The mysterious “mass suicide” of 152 dolphins washed up on Iran’s coast over the past month has alarmed environmentalists, with the blame pointed at regional fishing practices, officials said on Monday.

 

In September, 79 striped dolphins were found washed up near Jask port in southern Iran, and last week another 73 were found dead in the same area.

Pictures of rows of the corpses have been widely featured in Iranian newspapers, which said the dolphins had “committed suicide” — behaviour the animals have occasionally exhibited in the wild.

“The suicide of dolphins on Jask’s coast continues,” Iran’s state run-newspaper wrote on Saturday. “Locals tried to put the animals back in the water but they refused to return.”

Concern over the deaths of these highly intelligent mammals prompted Iran’s environmental protection authorities to show reporters the cut and bruised corpse of a dolphin to explain the “suicides”.

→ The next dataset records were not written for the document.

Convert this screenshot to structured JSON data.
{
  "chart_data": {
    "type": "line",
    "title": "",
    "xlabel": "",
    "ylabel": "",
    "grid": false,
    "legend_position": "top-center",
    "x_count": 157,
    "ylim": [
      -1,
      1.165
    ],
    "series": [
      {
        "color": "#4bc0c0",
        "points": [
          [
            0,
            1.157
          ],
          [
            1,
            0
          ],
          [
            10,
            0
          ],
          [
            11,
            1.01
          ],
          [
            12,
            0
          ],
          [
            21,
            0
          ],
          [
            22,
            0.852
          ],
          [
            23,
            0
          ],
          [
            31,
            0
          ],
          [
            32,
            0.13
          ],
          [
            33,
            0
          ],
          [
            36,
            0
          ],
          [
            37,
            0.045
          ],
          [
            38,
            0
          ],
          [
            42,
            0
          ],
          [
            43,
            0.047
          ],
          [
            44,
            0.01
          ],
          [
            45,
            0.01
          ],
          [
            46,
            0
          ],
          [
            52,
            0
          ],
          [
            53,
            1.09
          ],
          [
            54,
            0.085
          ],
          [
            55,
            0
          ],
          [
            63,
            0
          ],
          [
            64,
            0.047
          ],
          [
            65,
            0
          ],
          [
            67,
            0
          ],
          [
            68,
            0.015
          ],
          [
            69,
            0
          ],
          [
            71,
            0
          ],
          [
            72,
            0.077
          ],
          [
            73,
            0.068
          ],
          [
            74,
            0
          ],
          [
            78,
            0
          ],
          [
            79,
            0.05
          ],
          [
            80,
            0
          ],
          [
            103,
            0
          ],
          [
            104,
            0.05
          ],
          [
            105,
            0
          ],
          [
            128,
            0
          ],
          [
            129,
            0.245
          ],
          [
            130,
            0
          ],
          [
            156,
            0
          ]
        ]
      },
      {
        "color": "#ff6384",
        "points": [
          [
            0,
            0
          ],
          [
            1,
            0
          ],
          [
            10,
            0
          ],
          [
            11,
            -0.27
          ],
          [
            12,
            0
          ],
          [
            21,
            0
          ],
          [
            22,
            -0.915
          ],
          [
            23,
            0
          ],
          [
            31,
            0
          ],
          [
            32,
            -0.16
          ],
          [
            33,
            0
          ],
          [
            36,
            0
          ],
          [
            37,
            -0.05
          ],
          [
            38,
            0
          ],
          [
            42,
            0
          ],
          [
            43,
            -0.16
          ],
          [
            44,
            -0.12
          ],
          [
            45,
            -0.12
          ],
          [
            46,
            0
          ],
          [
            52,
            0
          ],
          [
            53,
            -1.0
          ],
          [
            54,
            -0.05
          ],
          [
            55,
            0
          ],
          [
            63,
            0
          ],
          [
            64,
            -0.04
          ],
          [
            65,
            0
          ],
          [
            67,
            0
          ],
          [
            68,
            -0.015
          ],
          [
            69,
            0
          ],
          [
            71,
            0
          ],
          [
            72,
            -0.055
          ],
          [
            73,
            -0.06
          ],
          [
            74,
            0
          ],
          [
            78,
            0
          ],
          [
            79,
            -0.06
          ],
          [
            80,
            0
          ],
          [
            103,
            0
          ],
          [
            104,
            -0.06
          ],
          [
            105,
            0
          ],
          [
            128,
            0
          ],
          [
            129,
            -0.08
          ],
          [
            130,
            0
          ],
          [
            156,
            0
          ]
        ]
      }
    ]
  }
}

Mohammad Baqer Nabavi, deputy head of Iran’s environmental protection organisation in charge of marine biology, said the most likely explanation was that the dolphins drowned after becoming entangled in fishing nets.

“We are basing our hypothesis for the suicide on fishing — either nets left at the bottom of the Persian Gulf or the big fishing nets that ships spread to catch different kinds of fish,” Nabavi said.

“As you know, they are marine animals but they need to come up to surface and breathe.”

It was unlikely that the deaths were caused by pollution, with no traces found in the tissue of the dolphins examined a month ago, he said.

“We did not spot any kind of pollution in their digestive system that could have been caused from eating poisoned fish, and we also have not spotted any viruses or parasites,” he said.

Striped dolphins are normally found in temperate and tropical waters.